In [1]:
from transformers import DataCollatorForTokenClassification, DistilBertForTokenClassification, \
    DistilBertTokenizerFast, pipeline, Trainer, TrainingArguments

from datasets import load_metric, Dataset
import numpy as np
import evaluate
import torch

  from .autonotebook import tqdm as notebook_tqdm
2024-01-31 20:09:47.694380: E tensorflow/compiler/xla/stream_executor/cuda/cuda_dnn.cc:9342] Unable to register cuDNN factory: Attempting to register factory for plugin cuDNN when one has already been registered
2024-01-31 20:09:47.694443: E tensorflow/compiler/xla/stream_executor/cuda/cuda_fft.cc:609] Unable to register cuFFT factory: Attempting to register factory for plugin cuFFT when one has already been registered
2024-01-31 20:09:47.694502: E tensorflow/compiler/xla/stream_executor/cuda/cuda_blas.cc:1518] Unable to register cuBLAS factory: Attempting to register factory for plugin cuBLAS when one has already been registered
2024-01-31 20:09:47.708156: I tensorflow/core/platform/cpu_feature_guard.cc:182] This TensorFlow binary is optimized to use available CPU instructions in performance-critical operations.
To enable the following instructions: AVX2 FMA, in other operations, rebuild TensorFlow with the appropriate compiler flags.


In [2]:
tokenizer = DistilBertTokenizerFast.from_pretrained('distilbert-base-uncased')

In [3]:
snips_file = open('snips.train.txt', 'rb')

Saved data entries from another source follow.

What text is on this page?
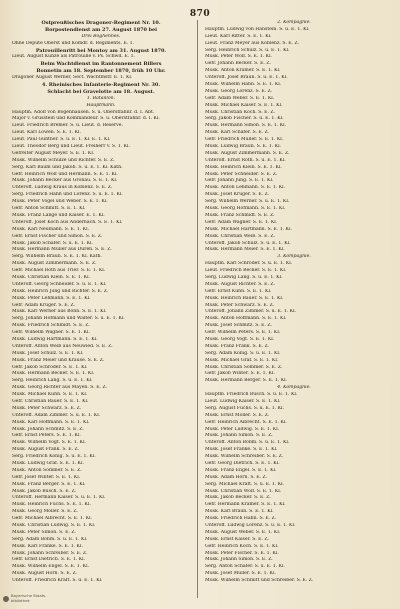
870
Ostpreußisches Dragoner-Regiment Nr. 10.
Borpostendienst am 27. August 1870 bei
Drei Boghennes.
Ohne Deputé Oberst und Komdr. d. Regiments. E. 1.
Patrouillenritt bei Montoy am 31. August 1870.
Lieut. August Kunze als Patrouille v. Ps. Schwd. E. 1.
Beim Wachtdienst im Rantonnement Billers
Bonnetin am 18. September 1870, früh 10 Uhr.
Dragoner August Werner, Sect. Wachtmstr. E. 1. Kl.
4. Rheinisches Infanterie-Regiment Nr. 30.
Schlacht bei Gravelotte am 18. August.
1. Bataillon.
Hauptmann.
Hauptm. Adolf von Bogenhausen. S. u. Oberstfähnr. d. I. Abt.
Major v. Grüsstein und Kommandeur. S. u. Oberstfähnr. d. I. Kl.
Lieut. Friedrich Bremer. S. u. Lieut. d. Reserve.
Lieut. Karl Löwen. S. E. 1. Kl.
Lieut. Paul Günther. S. u. E. 1. Kl. E. 1. Kl.
Lieut. Theodor Berg und Lieut. Freiherr v. S. 1. Kl.
Gefreiter August Meyer. S. E. 1. Kl.
Musk. Wilhelm Schulze und Richter. S. E. Z.
Serg. Karl Baum und Jakob. S. u. E. 1. Kl. Kath.
Gefr. Heinrich Wolf und Hermann. S. E. 1. Kl.
Musk. Johann Becker aus Gronau. S. E. 1. Kl.
Unteroff. Ludwig Kraus in Koblenz. S. E. Z.
Serg. Friedrich Hahn und Lorenz. S. u. E. 1. Kl.
Musk. Peter Vogel und Weber. S. E. 1. Kl.
Gefr. Anton Schmitt. S. E. 1. Kl.
Musk. Franz Lange und Kaiser. E. 1. Kl.
Unteroff. Josef Koch aus Andernach. S. E. 1. Kl.
Musk. Karl Neumann. S. E. 1. Kl.
Gefr. Ernst Fischer und Simon. S. E. Z.
Musk. Jakob Schäfer. S. u. E. 1. Kl.
Musk. Hermann Müller aus Düren. S. E. Z.
Serg. Wilhelm Braun. S. E. 1. Kl. Kath.
Musk. August Zimmermann. S. E. Z.
Gefr. Michael Roth aus Trier. S. E. 1. Kl.
Musk. Christian Klein. S. E. 1. Kl.
Unteroff. Georg Schneider. S. u. E. 1. Kl.
Musk. Heinrich Jung und Richter. S. E. Z.
Musk. Peter Lehmann. S. E. 1. Kl.
Gefr. Adam Krüger. S. E. Z.
Musk. Karl Werner aus Bonn. S. E. 1. Kl.
Serg. Johann Hofmann und Walter. S. u. E. 1. Kl.
Musk. Friedrich Schmidt. S. E. Z.
Gefr. Wilhelm Wagner. S. E. 1. Kl.
Musk. Ludwig Hartmann. S. E. 1. Kl.
Unteroff. Anton Weiß aus Neuwied. S. E. Z.
Musk. Josef Schulz. S. E. 1. Kl.
Musk. Franz Meier und Krause. S. E. Z.
Gefr. Jakob Schröder. S. E. 1. Kl.
Musk. Hermann Becker. S. E. 1. Kl.
Serg. Heinrich Lang. S. u. E. 1. Kl.
Musk. Georg Richter aus Mayen. S. E. Z.
Musk. Michael Kühn. S. E. 1. Kl.
Gefr. Christian Bauer. S. E. 1. Kl.
Musk. Peter Schwarz. S. E. Z.
Unteroff. Adam Zimmer. S. u. E. 1. Kl.
Musk. Karl Hoffmann. S. E. 1. Kl.
Musk. Johann Schmitz. S. E. Z.
Gefr. Ernst Peters. S. E. 1. Kl.
Musk. Wilhelm Vogt. S. E. 1. Kl.
Musk. August Frank. S. E. Z.
Serg. Friedrich König. S. u. E. 1. Kl.
Musk. Ludwig Graf. S. E. 1. Kl.
Musk. Anton Sommer. S. E. Z.
Gefr. Josef Winter. S. E. 1. Kl.
Musk. Franz Berger. S. E. 1. Kl.
Musk. Jakob Busch. S. E. Z.
Unteroff. Hermann Kaiser. S. u. E. 1. Kl.
Musk. Heinrich Fuchs. S. E. 1. Kl.
Musk. Georg Möller. S. E. Z.
Gefr. Michael Albrecht. S. E. 1. Kl.
Musk. Christian Ludwig. S. E. 1. Kl.
Musk. Peter Simon. S. E. Z.
Serg. Adam Böhm. S. u. E. 1. Kl.
Musk. Karl Franke. S. E. 1. Kl.
Musk. Johann Schreiber. S. E. Z.
Gefr. Ernst Dietrich. S. E. 1. Kl.
Musk. Wilhelm Engel. S. E. 1. Kl.
Musk. August Horn. S. E. Z.
Unteroff. Friedrich Kraft. S. u. E. 1. Kl.
2. Kompagnie.
Hauptm. Ludwig von Hanstein. S. u. E. 1. Kl.
Lieut. Karl Ritter. S. E. 1. Kl.
Lieut. Franz Meyer aus Koblenz. S. E. Z.
Serg. Heinrich Schulz. S. u. E. 1. Kl.
Musk. Peter Wolf. S. E. 1. Kl.
Gefr. Johann Becker. S. E. Z.
Musk. Anton Krämer. S. E. 1. Kl.
Unteroff. Josef Braun. S. u. E. 1. Kl.
Musk. Wilhelm Hahn. S. E. 1. Kl.
Musk. Georg Lorenz. S. E. Z.
Gefr. Adam Weber. S. E. 1. Kl.
Musk. Michael Kaiser. S. E. 1. Kl.
Musk. Christian Koch. S. E. Z.
Serg. Jakob Fischer. S. u. E. 1. Kl.
Musk. Hermann Simon. S. E. 1. Kl.
Musk. Karl Schäfer. S. E. Z.
Gefr. Friedrich Müller. S. E. 1. Kl.
Musk. Ludwig Braun. S. E. 1. Kl.
Musk. August Zimmermann. S. E. Z.
Unteroff. Ernst Roth. S. u. E. 1. Kl.
Musk. Heinrich Klein. S. E. 1. Kl.
Musk. Peter Schneider. S. E. Z.
Gefr. Johann Jung. S. E. 1. Kl.
Musk. Anton Lehmann. S. E. 1. Kl.
Musk. Josef Krüger. S. E. Z.
Serg. Wilhelm Werner. S. u. E. 1. Kl.
Musk. Georg Hofmann. S. E. 1. Kl.
Musk. Franz Schmidt. S. E. Z.
Gefr. Adam Wagner. S. E. 1. Kl.
Musk. Michael Hartmann. S. E. 1. Kl.
Musk. Christian Weiß. S. E. Z.
Unteroff. Jakob Schulz. S. u. E. 1. Kl.
Musk. Hermann Meier. S. E. 1. Kl.
3. Kompagnie.
Hauptm. Karl Schröder. S. u. E. 1. Kl.
Lieut. Friedrich Becker. S. E. 1. Kl.
Serg. Ludwig Lang. S. u. E. 1. Kl.
Musk. August Richter. S. E. Z.
Gefr. Ernst Kühn. S. E. 1. Kl.
Musk. Heinrich Bauer. S. E. 1. Kl.
Musk. Peter Schwarz. S. E. Z.
Unteroff. Johann Zimmer. S. u. E. 1. Kl.
Musk. Anton Hoffmann. S. E. 1. Kl.
Musk. Josef Schmitz. S. E. Z.
Gefr. Wilhelm Peters. S. E. 1. Kl.
Musk. Georg Vogt. S. E. 1. Kl.
Musk. Franz Frank. S. E. Z.
Serg. Adam König. S. u. E. 1. Kl.
Musk. Michael Graf. S. E. 1. Kl.
Musk. Christian Sommer. S. E. Z.
Gefr. Jakob Winter. S. E. 1. Kl.
Musk. Hermann Berger. S. E. 1. Kl.
4. Kompagnie.
Hauptm. Friedrich Busch. S. u. E. 1. Kl.
Lieut. Ludwig Kaiser. S. E. 1. Kl.
Serg. August Fuchs. S. u. E. 1. Kl.
Musk. Ernst Möller. S. E. Z.
Gefr. Heinrich Albrecht. S. E. 1. Kl.
Musk. Peter Ludwig. S. E. 1. Kl.
Musk. Johann Simon. S. E. Z.
Unteroff. Anton Böhm. S. u. E. 1. Kl.
Musk. Josef Franke. S. E. 1. Kl.
Musk. Wilhelm Schreiber. S. E. Z.
Gefr. Georg Dietrich. S. E. 1. Kl.
Musk. Franz Engel. S. E. 1. Kl.
Musk. Adam Horn. S. E. Z.
Serg. Michael Kraft. S. u. E. 1. Kl.
Musk. Christian Wolf. S. E. 1. Kl.
Musk. Jakob Becker. S. E. Z.
Gefr. Hermann Krämer. S. E. 1. Kl.
Musk. Karl Braun. S. E. 1. Kl.
Musk. Friedrich Hahn. S. E. Z.
Unteroff. Ludwig Lorenz. S. u. E. 1. Kl.
Musk. August Weber. S. E. 1. Kl.
Musk. Ernst Kaiser. S. E. Z.
Gefr. Heinrich Koch. S. E. 1. Kl.
Musk. Peter Fischer. S. E. 1. Kl.
Musk. Johann Simon. S. E. Z.
Serg. Anton Schäfer. S. u. E. 1. Kl.
Musk. Josef Müller. S. E. 1. Kl.
Musk. Wilhelm Schmitt und Schreiber. S. E. Z.
Bayerische Staats-
bibliothek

snips_rows = snips_file.readlines()

snips_rows[:20]

[b'listen O\r\n',
 b'to O\r\n',
 b'westbam B-artist\r\n',
 b'alumb O\r\n',
 b'allergic B-album\r\n',
 b'on O\r\n',
 b'google B-service\r\n',
 b'music I-service\r\n',
 b'PlayMusic\r\n',
 b'\r\n',
 b'add O\r\n',
 b'step B-entity_name\r\n',
 b'to I-entity_name\r\n',
 b'me I-entity_name\r\n',
 b'to O\r\n',
 b'the O\r\n',
 b'50 B-playlist\r\n',
 b'cl\xc3\xa1sicos I-playlist\r\n',
 b'playlist O\r\n',
 b'AddToPlaylist\r\n']

In [4]:
# This code segment parses the snips dataset into a more manageable format

utterances = []
tokenized_utterances = []
labels_for_tokens = []
sequence_labels = []

utterance, tokenized_utterance, label_for_utterances = '', [], []
for snip_row in snips_rows:
  if len(snip_row) == 2: # skip over rows with no data
    continue
  if ' ' not in snip_row.decode(): # we've hit a sequence label
    sequence_labels.append(snip_row.decode().strip())
    utterances.append(utterance.strip())
    tokenized_utterances.append(tokenized_utterance)
    labels_for_tokens.append(label_for_utterances)
    utterance = ''
    tokenized_utterance = []
    label_for_utterances = []
    continue
  token, token_label = snip_row.decode().split(' ')
  token_label = token_label.strip()
  utterance += f'{token} '
  tokenized_utterance.append(token)
  label_for_utterances.append(token_label)

In [5]:
unique_sequence_labels = list(set(sequence_labels))
unique_sequence_labels

['RateBook',
 'SearchScreeningEvent',
 'SearchCreativeWork',
 'PlayMusic',
 'AddToPlaylist',
 'BookRestaurant',
 'GetWeather']

In [6]:
sequence_labels = [unique_sequence_labels.index(l) for l in sequence_labels]
print(f"There are {len(unique_sequence_labels)} unique sequence labels")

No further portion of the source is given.